Montréal, 27 septembre 2025 – Le Burkina Faso a porté sa voix à la tribune de la 42ᵉ Assemblée générale de l’Organisation de l’Aviation Civile Internationale (OACI). Mandaté par le Président du Faso, le Capitaine Ibrahim Traoré, le Ministre d’État, Ministre de l’Administration territoriale et de la Mobilité, Émile Zerbo, a prononcé une déclaration soulignant les priorités du pays en matière d’aviation civile.
Une aviation au cœur du développement national
Dans son intervention, le Ministre d’État a rappelé que le transport aérien est un levier stratégique pour la mobilité, le commerce et le développement économique. Depuis 2010, le trafic passagers au Burkina Faso affiche une croissance annuelle moyenne de 6 %, traduisant la demande croissante de mobilité aérienne.
Le pays a déjà enregistré des avancées notables :
Certification internationale de l’Aéroport de Ouagadougou selon les normes de l’OACI ;
Objectif de certification de l’Aéroport de Bobo-Dioulasso d’ici 2026 ;
Engagement de la compagnie nationale Air Burkina, fondée en 1967, comme acteur central d’une aviation nationale compétitive.
Coopération régionale et ambitions de l’AES
M. Zerbo a également insisté sur la dimension régionale de cette dynamique, dans le cadre de l’Alliance des États du Sahel (AES) avec le Mali et le Niger. L’objectif est de bâtir un espace aérien intégré, avec des initiatives en matière de :
recherche et sauvetage,
formation conjointe,
harmonisation des normes de sûreté.
Le projet phare est la création à Ouagadougou d’un Centre de formation aéronautique de référence, qui renforcera les capacités techniques des professionnels de l’aéronautique de l’AES et de la sous-région.
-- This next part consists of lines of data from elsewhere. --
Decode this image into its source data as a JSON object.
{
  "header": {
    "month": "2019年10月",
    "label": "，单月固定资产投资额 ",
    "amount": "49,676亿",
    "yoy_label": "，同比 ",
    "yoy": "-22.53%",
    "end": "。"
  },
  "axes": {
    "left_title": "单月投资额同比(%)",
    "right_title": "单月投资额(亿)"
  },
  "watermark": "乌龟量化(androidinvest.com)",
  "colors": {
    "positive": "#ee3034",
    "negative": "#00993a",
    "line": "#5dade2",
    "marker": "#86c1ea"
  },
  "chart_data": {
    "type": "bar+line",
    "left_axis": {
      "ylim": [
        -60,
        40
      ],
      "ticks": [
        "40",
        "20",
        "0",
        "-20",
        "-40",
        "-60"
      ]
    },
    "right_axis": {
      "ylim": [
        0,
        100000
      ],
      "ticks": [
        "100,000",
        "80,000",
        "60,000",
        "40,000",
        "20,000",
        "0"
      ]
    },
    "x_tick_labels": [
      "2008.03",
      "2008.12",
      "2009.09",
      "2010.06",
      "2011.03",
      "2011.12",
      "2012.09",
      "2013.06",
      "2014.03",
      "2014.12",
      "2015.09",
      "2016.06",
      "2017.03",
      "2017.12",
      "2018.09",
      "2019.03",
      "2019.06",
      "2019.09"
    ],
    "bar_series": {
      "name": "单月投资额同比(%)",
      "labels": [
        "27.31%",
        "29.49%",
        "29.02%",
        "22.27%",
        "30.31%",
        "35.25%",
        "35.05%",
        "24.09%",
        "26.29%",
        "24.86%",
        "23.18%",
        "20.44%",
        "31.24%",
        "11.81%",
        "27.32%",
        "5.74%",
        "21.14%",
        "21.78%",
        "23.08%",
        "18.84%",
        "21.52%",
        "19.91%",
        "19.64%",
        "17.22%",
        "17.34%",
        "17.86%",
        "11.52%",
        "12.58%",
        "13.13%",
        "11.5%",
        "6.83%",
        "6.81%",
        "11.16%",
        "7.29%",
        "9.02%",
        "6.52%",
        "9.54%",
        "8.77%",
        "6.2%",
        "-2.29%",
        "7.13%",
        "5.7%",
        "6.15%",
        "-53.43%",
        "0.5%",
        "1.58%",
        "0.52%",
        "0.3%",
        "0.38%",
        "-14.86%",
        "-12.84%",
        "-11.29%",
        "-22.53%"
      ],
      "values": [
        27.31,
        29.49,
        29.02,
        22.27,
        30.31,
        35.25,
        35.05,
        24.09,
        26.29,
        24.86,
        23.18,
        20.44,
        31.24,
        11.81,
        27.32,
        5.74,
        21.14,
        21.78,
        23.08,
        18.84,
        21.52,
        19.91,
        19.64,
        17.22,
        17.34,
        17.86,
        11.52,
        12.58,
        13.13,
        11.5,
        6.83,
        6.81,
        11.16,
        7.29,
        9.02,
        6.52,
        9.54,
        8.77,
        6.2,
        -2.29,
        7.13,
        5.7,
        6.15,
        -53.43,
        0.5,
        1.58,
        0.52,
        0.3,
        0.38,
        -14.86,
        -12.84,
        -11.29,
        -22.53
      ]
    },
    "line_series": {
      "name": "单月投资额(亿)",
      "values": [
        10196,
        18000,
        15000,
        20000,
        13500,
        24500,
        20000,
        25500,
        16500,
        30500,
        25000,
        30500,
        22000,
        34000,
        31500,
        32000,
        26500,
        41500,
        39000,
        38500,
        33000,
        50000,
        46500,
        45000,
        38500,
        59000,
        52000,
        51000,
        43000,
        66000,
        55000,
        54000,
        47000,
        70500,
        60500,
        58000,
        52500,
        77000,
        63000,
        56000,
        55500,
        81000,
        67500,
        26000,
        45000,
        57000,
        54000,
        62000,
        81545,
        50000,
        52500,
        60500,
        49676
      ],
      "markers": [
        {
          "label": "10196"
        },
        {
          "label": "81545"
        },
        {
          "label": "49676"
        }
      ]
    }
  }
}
Un appel à une coopération internationale renforcée
Malgré ces progrès, des défis persistent : part modale encore faible, contraintes budgétaires, vulnérabilités structurelles. Le Burkina Faso a proposé trois axes prioritaires pour un partenariat accru avec l’OACI :
1. Renforcement des capacités et formation ;
2. Accès aux carburants d’aviation durables ;
3. Diffusion de technologies adaptées aux contextes locaux.
Le ministre a conclu en affirmant que l’aviation civile reste un vecteur de rapprochement entre les peuples et de développement économique, appelant la communauté internationale à œuvrer pour une aviation mondiale plus sûre, plus équitable et plus durable.